Cho Sanghyun, Jung Insub, Zhang Liqiu, Yoo Sungjae, Won Ji Hye, Jung Sang Baek, Liu Lichun, Park Sungho
Department of Chemistry, Sungkyunkwan University, Suwon 440-746, Republic of Korea. Center for Computational Science Korea Institute of Science and Technology 02792 Seoul, Republic of Korea.
Nanotechnology. 2019 Oct 18;30(42):425401. doi: 10.1088/1361-6528/ab31e5. Epub 2019 Jul 13.
In this work, we demonstrate the synthesis of edge-rich vertical multilayer graphene nanotube arrays and edge density-dependent capacitance in a supercapacitor application. We employ Ni-Au multi-block vertical nanotubes fabricated by anodic aluminum oxide template-assisted electrodeposition as a designer substrate for multilayer graphene growth. This edge generation of graphene relies on the distinct carbon solubility of Au and Ni under chemical vapor deposition. Therefore the graphene edge density is tailorable by controlling the total number of bimetallic interfaces of alternating electrodeposited Ni and Au blocks. In supercapacitor applications, we found that the capacitance heavily correlates to the graphene edge densities. Multilayer graphene nanotubes with 18 bimetallic interfaces exhibit 8.4 times higher capacitance than those without interfaces. This experimental evaluation shows great promise to significantly enhance the supercapacitor capacitance by creating high-density edges on multilayer graphene.

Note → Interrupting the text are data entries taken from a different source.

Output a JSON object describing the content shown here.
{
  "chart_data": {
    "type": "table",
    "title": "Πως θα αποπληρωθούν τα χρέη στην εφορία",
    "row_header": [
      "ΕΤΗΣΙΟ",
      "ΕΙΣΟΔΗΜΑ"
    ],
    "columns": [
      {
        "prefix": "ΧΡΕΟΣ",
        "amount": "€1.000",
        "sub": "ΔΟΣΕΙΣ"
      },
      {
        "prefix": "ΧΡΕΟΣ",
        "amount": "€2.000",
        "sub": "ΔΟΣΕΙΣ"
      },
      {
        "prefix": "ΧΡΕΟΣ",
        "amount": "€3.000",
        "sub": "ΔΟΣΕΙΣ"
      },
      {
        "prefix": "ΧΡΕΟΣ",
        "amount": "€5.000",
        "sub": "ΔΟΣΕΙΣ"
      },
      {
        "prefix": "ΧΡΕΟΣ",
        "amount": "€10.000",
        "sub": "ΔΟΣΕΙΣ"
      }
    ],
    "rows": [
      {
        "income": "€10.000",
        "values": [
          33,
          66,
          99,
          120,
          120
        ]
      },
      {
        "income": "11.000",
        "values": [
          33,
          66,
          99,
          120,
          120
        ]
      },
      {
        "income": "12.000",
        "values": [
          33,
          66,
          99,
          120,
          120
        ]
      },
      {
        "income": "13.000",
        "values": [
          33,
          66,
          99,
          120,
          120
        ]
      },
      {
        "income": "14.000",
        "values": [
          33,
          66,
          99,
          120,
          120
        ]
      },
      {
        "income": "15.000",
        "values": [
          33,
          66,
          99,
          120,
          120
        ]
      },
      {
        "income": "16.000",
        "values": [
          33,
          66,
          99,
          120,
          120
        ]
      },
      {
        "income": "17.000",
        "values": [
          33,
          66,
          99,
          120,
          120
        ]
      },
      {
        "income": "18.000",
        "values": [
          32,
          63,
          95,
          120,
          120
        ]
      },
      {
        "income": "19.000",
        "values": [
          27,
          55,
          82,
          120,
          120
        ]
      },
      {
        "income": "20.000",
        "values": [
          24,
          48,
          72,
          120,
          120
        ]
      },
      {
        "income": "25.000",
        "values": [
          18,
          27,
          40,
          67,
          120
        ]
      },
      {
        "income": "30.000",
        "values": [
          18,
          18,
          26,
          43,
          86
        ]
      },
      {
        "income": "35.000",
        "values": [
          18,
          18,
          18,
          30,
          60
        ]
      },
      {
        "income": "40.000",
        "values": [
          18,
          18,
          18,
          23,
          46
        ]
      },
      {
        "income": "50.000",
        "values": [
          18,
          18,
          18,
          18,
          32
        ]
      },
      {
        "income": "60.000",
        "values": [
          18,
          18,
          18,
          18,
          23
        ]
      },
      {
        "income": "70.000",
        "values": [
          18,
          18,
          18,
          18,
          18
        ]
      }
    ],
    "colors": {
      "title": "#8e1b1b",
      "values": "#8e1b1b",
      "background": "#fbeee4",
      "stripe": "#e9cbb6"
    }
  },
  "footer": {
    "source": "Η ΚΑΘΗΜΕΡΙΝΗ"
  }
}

在这项工作中,我们展示了富含边缘的垂直多层石墨烯纳米管阵列的合成以及在超级电容器应用中边缘密度依赖的电容。我们采用通过阳极氧化铝模板辅助电沉积制备的镍 - 金多块垂直纳米管作为多层石墨烯生长的定制衬底。石墨烯的这种边缘生成依赖于化学气相沉积下金和镍不同的碳溶解度。因此,通过控制交替电沉积的镍和金块的双金属界面总数,可以调整石墨烯的边缘密度。在超级电容器应用中,我们发现电容与石墨烯边缘密度密切相关。具有18个双金属界面的多层石墨烯纳米管的电容比没有界面的高出8.4倍。该实验评估显示出通过在多层石墨烯上创建高密度边缘来显著提高超级电容器电容的巨大潜力。